How does he see his role as one of the veterans on the team now?

“Kind of do my job,” Turner said, defining his role in the clubhouse and on the field, “speak when I need to, keep my mouth shut when I need to, and just work hard and try to compete and help those guys around me. And I think we’re doing a good job of just getting better and dealing with what we’re dealing with and try to just prepare for the season and bring the young guys, keep the old guys healthy, and hopefully I’m somewhere in the middle of those.”

What they’re dealing with, of course, is trying to play baseball amidst an ongoing pandemic, which threatened to (and still might) wipe out the season entirely, but heading into the third week of Spring Training 2.0, Turner and the his teammates are doing the best they can to do what it takes to pull this off safely.

Everyone finally got a feel for what it will be like to have opposing teams in Nationals Park on Saturday night, when the Phillies came to town for an exhibition game. Turner’s take?

“I like it,” Turner said, noting the lack of a crowd in the stands and the piped-in cheering and music teams are experimenting with, instead of having a television audience listen solely to the sounds of the game and the players chirping.

“I think not having the fans is a little weird, but the crowd noise definitely helps. It was fun facing somebody other than our own guys, and you get to see a little bit of the opponent.

“They may be holding back, different things they’re saving for the regular season, but just to get a chance to play another team and other guys, is definitely a benefit.”

With the season opener four days away, and a 60-game sprint of a season coming, barring any issues with COVID-19, travel amidst a pandemic, etc., was the quick ramp-up of Spring Training 2.0 enough for the shortstop to prepare for the 2020 campaign?

“I actually feel really good,” Turner said.

“For me personally I think everything feels like where it needs to be, the only thing I haven’t really done is kind of steal full speed. For me I think that might be the last box to check, but I think — all of us are getting ready. It’s been a weird situation, but I think we’re close. And Max [Scherzer] looked good tonight, when he wanted to do what he does he did it, and it was pretty impressive to see him out there and I only saw Austin [Voth] for one inning, but he looked good, and I think our hitting is going to come along and the more at bats we get the better we’ll do there, so it’s going to be a little bit of a battle but I think it’s coming along well.”

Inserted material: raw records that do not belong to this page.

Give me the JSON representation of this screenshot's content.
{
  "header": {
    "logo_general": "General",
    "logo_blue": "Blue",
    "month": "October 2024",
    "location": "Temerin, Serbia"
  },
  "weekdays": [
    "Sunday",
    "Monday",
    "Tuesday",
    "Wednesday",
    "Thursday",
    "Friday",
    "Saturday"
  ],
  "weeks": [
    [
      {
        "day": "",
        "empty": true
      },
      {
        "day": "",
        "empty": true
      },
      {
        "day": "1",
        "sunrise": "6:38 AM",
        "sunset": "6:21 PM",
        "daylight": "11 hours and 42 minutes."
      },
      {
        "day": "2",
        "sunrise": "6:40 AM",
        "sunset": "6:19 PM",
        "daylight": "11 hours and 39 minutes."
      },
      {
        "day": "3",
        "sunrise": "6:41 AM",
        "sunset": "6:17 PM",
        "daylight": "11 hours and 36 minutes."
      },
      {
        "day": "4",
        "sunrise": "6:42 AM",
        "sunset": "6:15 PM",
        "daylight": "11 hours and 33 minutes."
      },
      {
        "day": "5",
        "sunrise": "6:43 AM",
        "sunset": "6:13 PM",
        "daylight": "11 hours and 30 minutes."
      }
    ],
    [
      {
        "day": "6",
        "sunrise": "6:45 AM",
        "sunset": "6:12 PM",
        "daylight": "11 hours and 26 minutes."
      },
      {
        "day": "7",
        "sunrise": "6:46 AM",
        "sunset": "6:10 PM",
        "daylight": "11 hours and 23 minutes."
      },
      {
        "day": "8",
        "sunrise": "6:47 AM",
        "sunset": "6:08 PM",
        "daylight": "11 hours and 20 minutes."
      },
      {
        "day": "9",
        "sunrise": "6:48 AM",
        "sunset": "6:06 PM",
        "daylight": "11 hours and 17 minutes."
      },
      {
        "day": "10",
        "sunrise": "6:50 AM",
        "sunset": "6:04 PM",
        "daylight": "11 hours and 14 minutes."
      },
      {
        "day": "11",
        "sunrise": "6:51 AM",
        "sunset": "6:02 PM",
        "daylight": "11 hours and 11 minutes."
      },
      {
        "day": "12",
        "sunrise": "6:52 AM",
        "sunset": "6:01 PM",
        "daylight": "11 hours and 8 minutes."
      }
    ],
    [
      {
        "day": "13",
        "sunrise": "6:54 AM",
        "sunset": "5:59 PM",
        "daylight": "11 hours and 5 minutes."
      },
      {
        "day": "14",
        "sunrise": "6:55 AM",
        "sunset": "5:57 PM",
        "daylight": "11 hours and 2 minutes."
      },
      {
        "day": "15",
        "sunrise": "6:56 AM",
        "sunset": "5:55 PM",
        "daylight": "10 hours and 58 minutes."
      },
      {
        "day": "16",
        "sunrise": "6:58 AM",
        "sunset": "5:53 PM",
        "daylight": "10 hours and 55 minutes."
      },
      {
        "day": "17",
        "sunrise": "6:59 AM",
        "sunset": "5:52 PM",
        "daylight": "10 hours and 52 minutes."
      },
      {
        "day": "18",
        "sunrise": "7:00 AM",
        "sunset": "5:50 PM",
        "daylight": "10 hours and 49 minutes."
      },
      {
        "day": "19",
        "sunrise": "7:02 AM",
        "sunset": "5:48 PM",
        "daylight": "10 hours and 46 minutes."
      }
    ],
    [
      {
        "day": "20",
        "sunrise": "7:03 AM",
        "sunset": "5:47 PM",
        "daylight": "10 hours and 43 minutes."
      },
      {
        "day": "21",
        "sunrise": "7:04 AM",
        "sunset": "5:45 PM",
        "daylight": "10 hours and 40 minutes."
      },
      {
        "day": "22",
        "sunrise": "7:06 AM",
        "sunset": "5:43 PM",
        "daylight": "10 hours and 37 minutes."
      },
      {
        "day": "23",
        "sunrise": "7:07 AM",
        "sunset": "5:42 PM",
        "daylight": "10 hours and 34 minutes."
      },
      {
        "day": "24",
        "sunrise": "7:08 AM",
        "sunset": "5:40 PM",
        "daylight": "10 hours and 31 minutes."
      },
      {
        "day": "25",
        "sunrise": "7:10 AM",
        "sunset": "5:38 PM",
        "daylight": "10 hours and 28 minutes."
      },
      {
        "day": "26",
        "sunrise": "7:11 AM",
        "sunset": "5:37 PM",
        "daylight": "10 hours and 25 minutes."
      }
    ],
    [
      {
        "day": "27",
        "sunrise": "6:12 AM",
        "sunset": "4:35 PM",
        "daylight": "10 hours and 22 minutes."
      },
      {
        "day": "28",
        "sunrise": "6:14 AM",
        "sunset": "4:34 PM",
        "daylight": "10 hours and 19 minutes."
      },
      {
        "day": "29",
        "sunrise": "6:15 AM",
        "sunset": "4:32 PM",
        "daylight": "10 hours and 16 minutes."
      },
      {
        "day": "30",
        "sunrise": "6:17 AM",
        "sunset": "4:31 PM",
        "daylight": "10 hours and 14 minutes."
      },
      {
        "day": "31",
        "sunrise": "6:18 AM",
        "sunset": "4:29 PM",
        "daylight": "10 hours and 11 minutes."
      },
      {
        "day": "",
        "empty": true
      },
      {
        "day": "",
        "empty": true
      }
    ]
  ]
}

There’s been plenty of talk about the emotions of Opening Day, and how different it’s going to be with teams playing in empty ballparks, but Turner (and others) have said the emotion they’ve come to expect from the season opener will still be there in spite of the conditions under which the 2020 MLB campaign is being conducted.

“I think it will be similar to what they normally are,” he explained. “There’s a difference when games count and they don’t count. We know tonight [in the exhibition with the Phillies], even facing another team that it doesn’t count per se, so we might have done something different here or there, but when it counts and you’re trying to truly win games, and runs matter and situational hitting matters, and doing the right thing on the basepaths matters, I think you’re going to get that adrenaline, you’re going to get that focus, and I think it will be similar to a normal game.

“Because you saw last year,” Turner said, “... we don’t like losing. We like competing. We’ve got a lot of the guys from last year, and a lot of guys that will fight each and every inning, so I think we’ll be able to make up some of that I guess lack of I guess energy in the stadium with our own mental capability.”